Kirchhoff-Institut für Physik, Otto-Haxel-Hörsaal
freitags 17:15

Vorträge
29.4.2016 17:00
Prof. Raju Venugopalan, Brookhaven National Laboratory, Brookhaven, USA and Physics Department, Stony Brook University
KIP, INF 227, Otto-Haxel-Hörsaal

Collisions of ultra relativistic heavy nuclei at the Relativistic Heavy Ion Collider (RHIC) in the US and at the Large Hadron Collider (LHC) in Europe create ephemeral droplets of Quark-Gluon Plasma (QGP), the hottest matter on earth, with temperatures up to 5 trillion Kelvin. Experiments at RHIC and the LHC provide strong evidence that the QGP flows briefly as a nearly perfect fluid, with very little resistance to its motion.

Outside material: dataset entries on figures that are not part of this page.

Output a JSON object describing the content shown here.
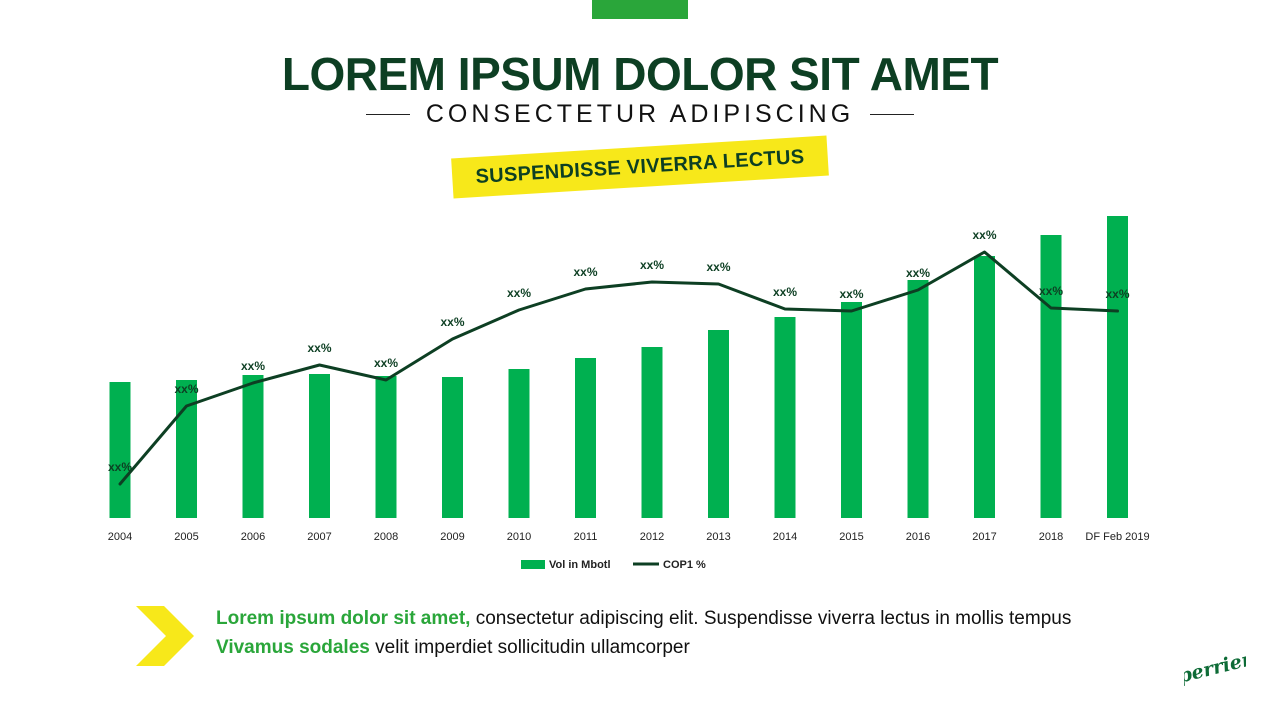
{
  "header": {
    "title": "LOREM IPSUM DOLOR SIT AMET",
    "subtitle": "CONSECTETUR ADIPISCING",
    "banner": "SUSPENDISSE VIVERRA LECTUS"
  },
  "chart_data": {
    "type": "bar",
    "categories": [
      "2004",
      "2005",
      "2006",
      "2007",
      "2008",
      "2009",
      "2010",
      "2011",
      "2012",
      "2013",
      "2014",
      "2015",
      "2016",
      "2017",
      "2018",
      "DF Feb 2019"
    ],
    "series": [
      {
        "name": "Vol in Mbotl",
        "type": "bar",
        "color": "#00b050",
        "values": [
          136,
          138,
          143,
          144,
          142,
          141,
          149,
          160,
          171,
          188,
          201,
          216,
          238,
          262,
          283,
          302
        ]
      },
      {
        "name": "COP1 %",
        "type": "line",
        "color": "#0d3f23",
        "values": [
          34,
          112,
          135,
          153,
          138,
          179,
          208,
          229,
          236,
          234,
          209,
          207,
          228,
          266,
          210,
          207
        ],
        "data_labels": [
          "xx%",
          "xx%",
          "xx%",
          "xx%",
          "xx%",
          "xx%",
          "xx%",
          "xx%",
          "xx%",
          "xx%",
          "xx%",
          "xx%",
          "xx%",
          "xx%",
          "xx%",
          "xx%"
        ]
      }
    ],
    "ylim": [
      0,
      310
    ],
    "grid": false,
    "axes_visible": false,
    "legend": "bottom-center"
  },
  "footer": {
    "line1_highlight": "Lorem ipsum dolor sit amet,",
    "line1_rest": " consectetur adipiscing elit. Suspendisse viverra lectus in mollis tempus",
    "line2_highlight": "Vivamus sodales",
    "line2_rest": " velit imperdiet sollicitudin ullamcorper"
  },
  "logo": {
    "text": "perrier",
    "icon": "perrier-logo"
  },
  "colors": {
    "dark_green": "#0d3f23",
    "bright_green": "#00b050",
    "accent_green": "#2aa63a",
    "yellow": "#f7e81a"
  }
}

After an introduction to the QGP and its properties, we fill focus on its primordial state, the Glasma--a state of highly occupied, strongly correlated gluons--and describe some of its remarkable properties. These include a turbulent attractor identical to similarly prepared cold atomic cases, and off-equilibrium topological “sphaleron" transitions that generate an anomalous Chiral Magnetic current. We shall discuss how even smaller sized systems such as high multiplicity proton-proton and proton-nucleus collisions can provide deeper insight into the thermalization of the Glasma into the Quark-Gluon Plasma.